3000 senelik harabeler, portakal ağaçları arasında harika bir deniz kıyısına varmak:

Olimpos

Olimpos | Antalya

Olimpos öylesine güzel bir yerdir ki tarih ve doğa iç içe geçer, harika bir kombinasyonla sana Akdeniz’i gümüş bir tepside sunar. İnsanın başının dönmesi gerekir bu güzelliği görünce, içkiye gerek kalmaz portakal çiçeği kokuları arasında yürürken ve hiçbir şiir anlatamaz o güzelliği.

Gel gelelim oraya gidip de bu güzelliği anlatanı dinleyemedim hâlâ. Kim gitse, orada tatil yapsa, bana ne kadar içtiğinden ne kadar seviştiğinden bahsederdi. Son gittiğimde portakal çiçeği kokularının yerini sidik ve bira kokusu almıştı, bir geceyi zor tamamlayıp kaçmıştım.

Aradan yıllar geçti özelleştirildiğini duydum ve inan sevindim, bana sorarsan adam gibi sahip çıkamadık oraya ve hak ettik bu sefer kaybetmeyi halk olarak.

Olimpos'un Sönmeyen Ateşi: Yanartaş


Olimpos’un Sönmeyen Ateşi: Yanartaş
Kimera Dağı’nın Alevleri. Kayalardaki doğal gazdan çıkan alevler.

Olimpos yıllardır yanıyor zaten, Olimpos ateşiyle değil, insanların güzelliklere olan umursamazlığından, değer bilmezliğinden, sahipsizlikten dolayı cayır cayır yanıyor.

Bu örnekler çoğaltılabilir.

Doğa dersini vermeye başladı, yavaş yavaş öldürülmek ve acı çekmek yerine kendi kendine bir tür ötenazi yaptı.

Kısacası Ege uzun yıllardır içten içe yanıyordu zaten.

Bodrum, İstanbul’un bir ilçesi olduğundan beri yanıyordu.

Göcek kaldıramadı onca teknenin ve onca gürültünün yükünü.
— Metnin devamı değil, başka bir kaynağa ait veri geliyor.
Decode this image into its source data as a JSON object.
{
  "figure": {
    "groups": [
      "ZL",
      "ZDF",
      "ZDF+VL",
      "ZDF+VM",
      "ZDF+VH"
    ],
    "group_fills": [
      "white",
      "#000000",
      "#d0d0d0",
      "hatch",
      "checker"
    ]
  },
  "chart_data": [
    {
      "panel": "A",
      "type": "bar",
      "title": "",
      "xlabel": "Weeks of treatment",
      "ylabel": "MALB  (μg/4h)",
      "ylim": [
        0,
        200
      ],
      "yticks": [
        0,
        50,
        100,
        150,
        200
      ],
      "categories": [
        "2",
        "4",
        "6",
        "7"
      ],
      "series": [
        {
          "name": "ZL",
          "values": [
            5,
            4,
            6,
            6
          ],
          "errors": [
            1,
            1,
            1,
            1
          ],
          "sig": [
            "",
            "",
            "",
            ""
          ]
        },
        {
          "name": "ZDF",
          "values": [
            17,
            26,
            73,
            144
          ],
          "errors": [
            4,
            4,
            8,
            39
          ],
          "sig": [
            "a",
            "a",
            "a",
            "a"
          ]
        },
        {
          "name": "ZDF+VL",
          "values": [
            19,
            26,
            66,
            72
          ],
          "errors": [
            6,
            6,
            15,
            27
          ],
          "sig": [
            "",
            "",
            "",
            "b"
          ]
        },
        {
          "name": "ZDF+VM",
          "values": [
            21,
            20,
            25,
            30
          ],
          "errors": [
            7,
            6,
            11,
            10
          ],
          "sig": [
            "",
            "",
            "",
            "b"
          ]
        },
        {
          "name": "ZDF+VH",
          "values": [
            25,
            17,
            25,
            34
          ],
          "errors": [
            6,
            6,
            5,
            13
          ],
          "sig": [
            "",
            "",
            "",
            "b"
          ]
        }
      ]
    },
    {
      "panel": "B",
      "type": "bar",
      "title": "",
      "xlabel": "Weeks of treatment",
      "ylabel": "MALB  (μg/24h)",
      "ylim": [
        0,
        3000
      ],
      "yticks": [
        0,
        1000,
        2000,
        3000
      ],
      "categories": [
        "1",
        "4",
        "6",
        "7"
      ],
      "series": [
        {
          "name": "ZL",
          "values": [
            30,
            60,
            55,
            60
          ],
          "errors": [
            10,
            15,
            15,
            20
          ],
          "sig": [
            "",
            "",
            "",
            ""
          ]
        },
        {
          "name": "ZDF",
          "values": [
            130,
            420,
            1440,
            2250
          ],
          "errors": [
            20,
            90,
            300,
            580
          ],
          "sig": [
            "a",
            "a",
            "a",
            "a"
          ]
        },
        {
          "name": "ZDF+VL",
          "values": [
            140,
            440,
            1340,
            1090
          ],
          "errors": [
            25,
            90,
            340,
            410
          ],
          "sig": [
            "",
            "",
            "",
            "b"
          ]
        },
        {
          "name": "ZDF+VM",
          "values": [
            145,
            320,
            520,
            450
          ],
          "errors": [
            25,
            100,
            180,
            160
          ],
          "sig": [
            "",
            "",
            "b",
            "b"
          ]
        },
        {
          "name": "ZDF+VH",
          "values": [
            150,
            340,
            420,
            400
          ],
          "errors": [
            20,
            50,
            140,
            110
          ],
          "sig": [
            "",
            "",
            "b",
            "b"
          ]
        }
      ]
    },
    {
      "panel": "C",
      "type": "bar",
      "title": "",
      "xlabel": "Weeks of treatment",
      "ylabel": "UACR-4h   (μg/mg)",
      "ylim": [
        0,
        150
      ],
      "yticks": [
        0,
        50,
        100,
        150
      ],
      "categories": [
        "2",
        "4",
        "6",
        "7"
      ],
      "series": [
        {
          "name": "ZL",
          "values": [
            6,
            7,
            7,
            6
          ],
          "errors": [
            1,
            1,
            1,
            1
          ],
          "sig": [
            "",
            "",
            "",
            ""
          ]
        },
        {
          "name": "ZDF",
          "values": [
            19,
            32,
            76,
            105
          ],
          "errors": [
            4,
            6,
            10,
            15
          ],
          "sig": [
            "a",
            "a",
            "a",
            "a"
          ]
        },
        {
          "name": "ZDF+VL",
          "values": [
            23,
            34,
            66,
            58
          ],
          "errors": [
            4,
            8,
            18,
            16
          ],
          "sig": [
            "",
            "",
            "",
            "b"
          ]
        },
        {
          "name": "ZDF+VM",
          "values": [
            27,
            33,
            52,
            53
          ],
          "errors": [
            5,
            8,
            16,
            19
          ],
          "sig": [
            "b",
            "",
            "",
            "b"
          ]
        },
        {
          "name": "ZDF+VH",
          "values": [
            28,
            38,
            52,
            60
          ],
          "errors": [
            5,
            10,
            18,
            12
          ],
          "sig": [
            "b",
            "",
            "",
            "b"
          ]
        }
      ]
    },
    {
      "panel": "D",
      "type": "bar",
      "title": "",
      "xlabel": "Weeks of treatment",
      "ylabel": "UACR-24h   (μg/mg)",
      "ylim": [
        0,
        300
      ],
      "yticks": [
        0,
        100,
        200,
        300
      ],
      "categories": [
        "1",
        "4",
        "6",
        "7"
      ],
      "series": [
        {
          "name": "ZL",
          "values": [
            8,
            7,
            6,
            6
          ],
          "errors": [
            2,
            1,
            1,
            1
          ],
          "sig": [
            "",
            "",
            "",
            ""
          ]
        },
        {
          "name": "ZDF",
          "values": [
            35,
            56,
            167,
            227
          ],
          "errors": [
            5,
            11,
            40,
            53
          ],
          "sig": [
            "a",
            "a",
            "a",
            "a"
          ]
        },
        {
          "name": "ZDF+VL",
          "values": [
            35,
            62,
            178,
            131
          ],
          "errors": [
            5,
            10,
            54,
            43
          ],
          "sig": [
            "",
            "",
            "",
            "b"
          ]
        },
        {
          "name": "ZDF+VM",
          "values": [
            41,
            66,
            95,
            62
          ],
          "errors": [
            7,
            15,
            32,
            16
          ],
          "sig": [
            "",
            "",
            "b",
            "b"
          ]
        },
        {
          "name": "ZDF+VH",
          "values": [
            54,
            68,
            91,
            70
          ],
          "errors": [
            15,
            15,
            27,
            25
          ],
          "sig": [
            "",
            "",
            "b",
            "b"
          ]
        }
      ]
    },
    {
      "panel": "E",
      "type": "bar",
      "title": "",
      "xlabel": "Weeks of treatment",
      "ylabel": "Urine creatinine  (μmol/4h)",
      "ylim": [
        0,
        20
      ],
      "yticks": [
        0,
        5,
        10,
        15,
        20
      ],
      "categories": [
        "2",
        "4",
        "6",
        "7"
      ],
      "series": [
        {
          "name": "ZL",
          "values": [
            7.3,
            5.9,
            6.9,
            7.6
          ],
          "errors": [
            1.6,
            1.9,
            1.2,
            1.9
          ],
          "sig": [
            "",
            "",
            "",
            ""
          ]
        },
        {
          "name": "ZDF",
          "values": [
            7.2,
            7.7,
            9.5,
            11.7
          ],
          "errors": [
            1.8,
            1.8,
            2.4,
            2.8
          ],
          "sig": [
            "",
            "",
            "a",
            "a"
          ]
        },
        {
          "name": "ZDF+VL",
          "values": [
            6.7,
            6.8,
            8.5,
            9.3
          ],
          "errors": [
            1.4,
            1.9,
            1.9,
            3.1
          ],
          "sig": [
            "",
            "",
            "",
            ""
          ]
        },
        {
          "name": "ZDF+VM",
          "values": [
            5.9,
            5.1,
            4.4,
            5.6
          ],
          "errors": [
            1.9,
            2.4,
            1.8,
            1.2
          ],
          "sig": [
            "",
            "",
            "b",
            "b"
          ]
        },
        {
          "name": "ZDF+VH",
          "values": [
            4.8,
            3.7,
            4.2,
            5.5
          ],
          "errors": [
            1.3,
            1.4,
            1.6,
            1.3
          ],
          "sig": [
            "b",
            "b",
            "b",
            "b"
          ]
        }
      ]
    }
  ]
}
Bedri Rahmi şimdi yaşasa yapar mıydı o resmi?

Fethiye zaten kurumuş kupkuru kalmış, Ölüdeniz adını maalesef hak eder hale gelmiş, Kelebekler Vadisi’nde kelebek kalmamış…

Ama şimdi feryad ediliyor yangın var diye.

Orman Yangını

Mutlaka iyi niyetli duyarlı insanlar vardır, onları ayrı tutmak istiyorum ama her önüne gelen de kendini bu insanların arasında sanmasın isterim.

Yanan ağaçları, yanan hayvanları, yanan köylü, emekçi halkın evlerini görünce içim de yandı. Diğer yandan da şunu düşünmedim değil, burada ifade etmem gerekirse;

Yangın çoktan vardı Ege’de, Akdeniz’de, kördünüz görmediniz, sağırdınız duymadınız, aptaldınız anlamadınız. Üç beş basit zevkinizi yaşamak için, şehir hayatınızdan ve konumlarınızdan vazgeçemediğiniz için her fırsatta Ege’ye ve Akdeniz’e kıydınız. Köylerin içinde basit yaşamak yerine yanlarına dev siteler yaptınız, orman manzaralı ve içinde villalar, oteller, tesisler için kaç kim bilir kaç ağaç kestiniz.

Doğa dersini vermeye başladı, yavaş yavaş öldürülmek ve acı çekmek yerine kendi kendine bir tür ötenazi yaptı.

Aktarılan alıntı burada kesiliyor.